After upholding on Saturday the appointment of Scott Rennie, an openly gay minister, to Queen’s Cross in Aberdine, the Church of Scotland dodged the expected Overture to ban future openly gay ministers by appointing a Commission to examine the issue for two years, then banning discussion of the issue until the Commission’s report is given in 2011.
There’s a lot of information in that run on sentence, so I’ll let The Herald (Glasgow) unpack it for me.
The Church of Scotland has banned the ordination of gay clergy for the next two years along with any public discussion of the issue only two days after approving the controversial appointment of a homosexual minister.
Following a ruling by the General Assembly in Edinburgh yesterday, Kirk members are now effectively banned from talking about the issue outwith the church, including the media.

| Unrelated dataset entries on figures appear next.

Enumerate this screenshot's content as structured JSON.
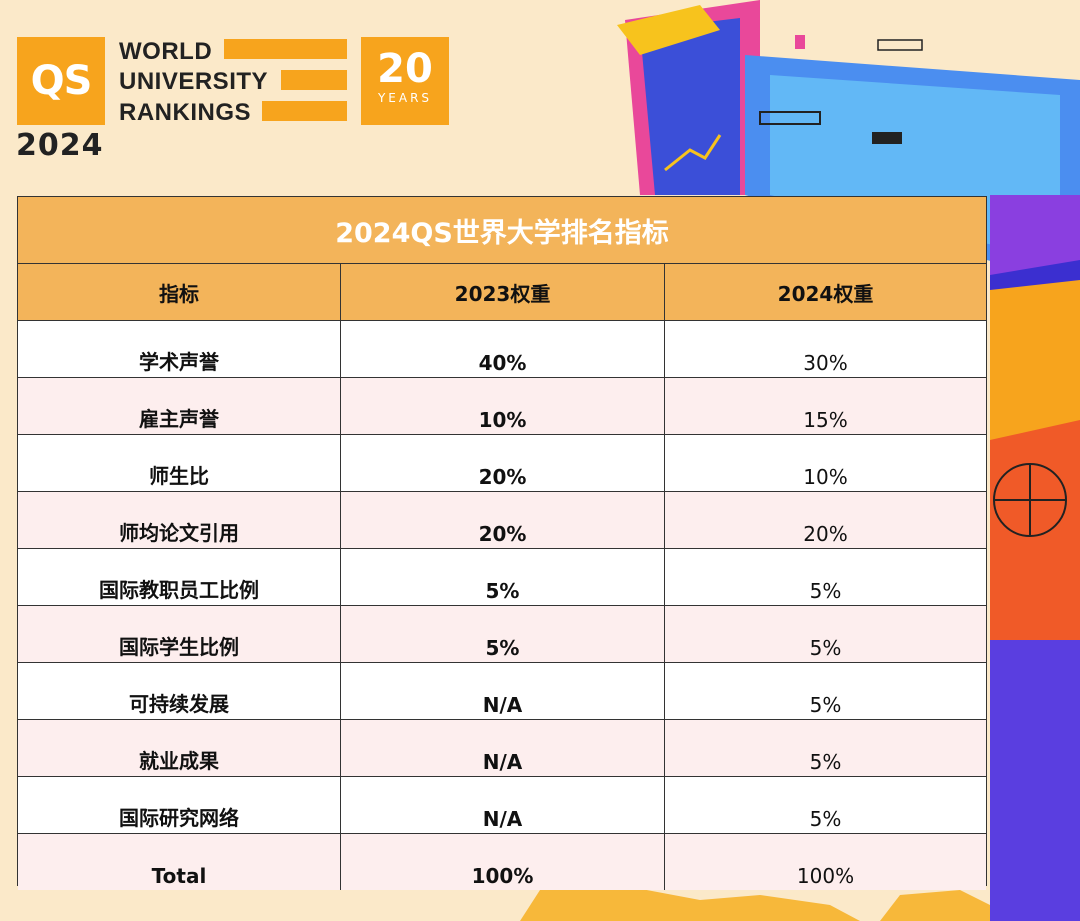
{
  "logo": {
    "qs": "QS",
    "line1": "WORLD",
    "line2": "UNIVERSITY",
    "line3": "RANKINGS",
    "year": "2024",
    "anniversary_number": "20",
    "anniversary_word": "YEARS"
  },
  "colors": {
    "accent": "#f7a41d",
    "header_fill": "#f3b45a",
    "row_alt": "#fdeeee",
    "background": "#fbe9c9"
  },
  "table": {
    "title": "2024QS世界大学排名指标",
    "headers": [
      "指标",
      "2023权重",
      "2024权重"
    ],
    "rows": [
      [
        "学术声誉",
        "40%",
        "30%"
      ],
      [
        "雇主声誉",
        "10%",
        "15%"
      ],
      [
        "师生比",
        "20%",
        "10%"
      ],
      [
        "师均论文引用",
        "20%",
        "20%"
      ],
      [
        "国际教职员工比例",
        "5%",
        "5%"
      ],
      [
        "国际学生比例",
        "5%",
        "5%"
      ],
      [
        "可持续发展",
        "N/A",
        "5%"
      ],
      [
        "就业成果",
        "N/A",
        "5%"
      ],
      [
        "国际研究网络",
        "N/A",
        "5%"
      ],
      [
        "Total",
        "100%",
        "100%"
      ]
    ]
  }
}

The only people who can discuss human sexuality are those connected with social committees such as the HIV/Aids groups.
Meanwhile a special commission will be set up to examine the issues thrown up in recent weeks and the wider issue of same-sex relationships. It will report in 2011.

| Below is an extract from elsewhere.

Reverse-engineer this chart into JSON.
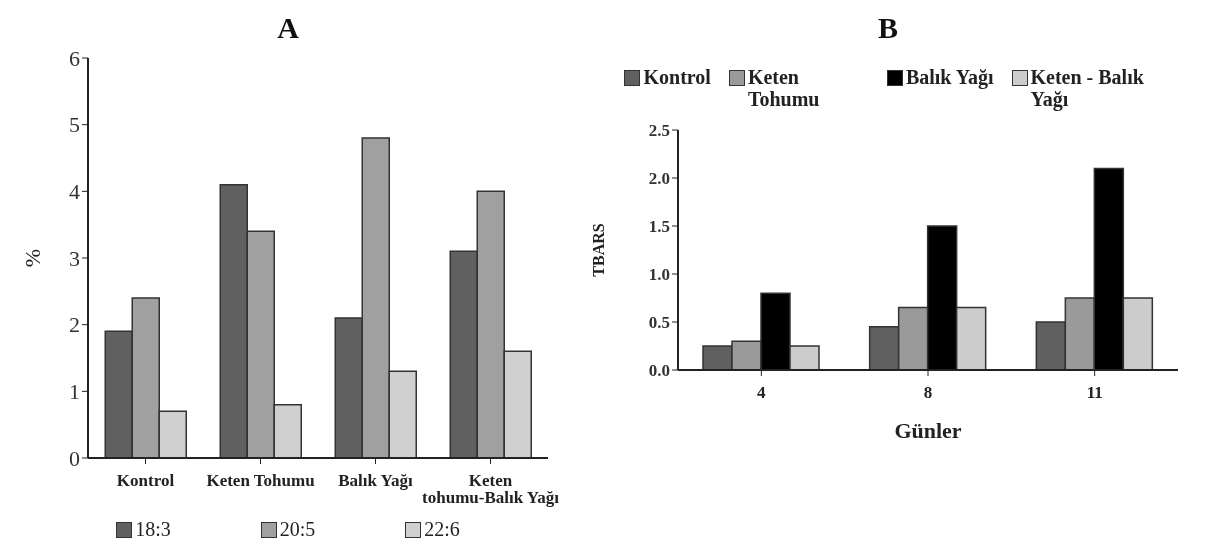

The two-year moratorium was part of a “deliverance”, or motion, moved by Rev Dr John McPake from Mossneuk church in East Kilbride, which will see the special commission established.
The move had echoes of the Kirk’s stance when the world’s eyes were upon it in 2007, when same-sex relationships were on the agenda. Dr McPake said: “I am not appealing for silence, I am appealing for disciplined debate.”
The move will not affect the appointment of Mr Rennie whose appointment at Aberdeen’s Queen’s Cross church was approved on Saturday night.
The decision – swung in a 326- 267 vote – raised fear among traditionalists of a possible split in the Kirk.
Rev Ian Watson, an opponent of Mr Rennie’s appointment, called for a decision to be reached sooner.
He said: “We’re really tired of this debate. I really don’t know how much longer the church can sustain this debate.”
I’m not so sure about this one. I’m generally of the mind that it’s best to get things out in the open, even if the result isn’t what I would hope for. (One of the reasons I’d be a horrible politician.) On the other hand, there are all sorts of cultural, procedural, and historical nuances in the Kirk that make this more complex for an outsider like me.
Here’s something: Over 400 commissioners present and eligible to vote on the appointment of Rev. Rennie on Saturday night chose not to vote at all. Maybe these 400 commissioners are sympathetic but not yet ready to publicly declare their conviction. Could it be that the leaders of the Kirk are giving them an extra two years to gather themselves to join the fight?
If so, Rev. Rennie and his allies in the Kirk have their work cut out for them.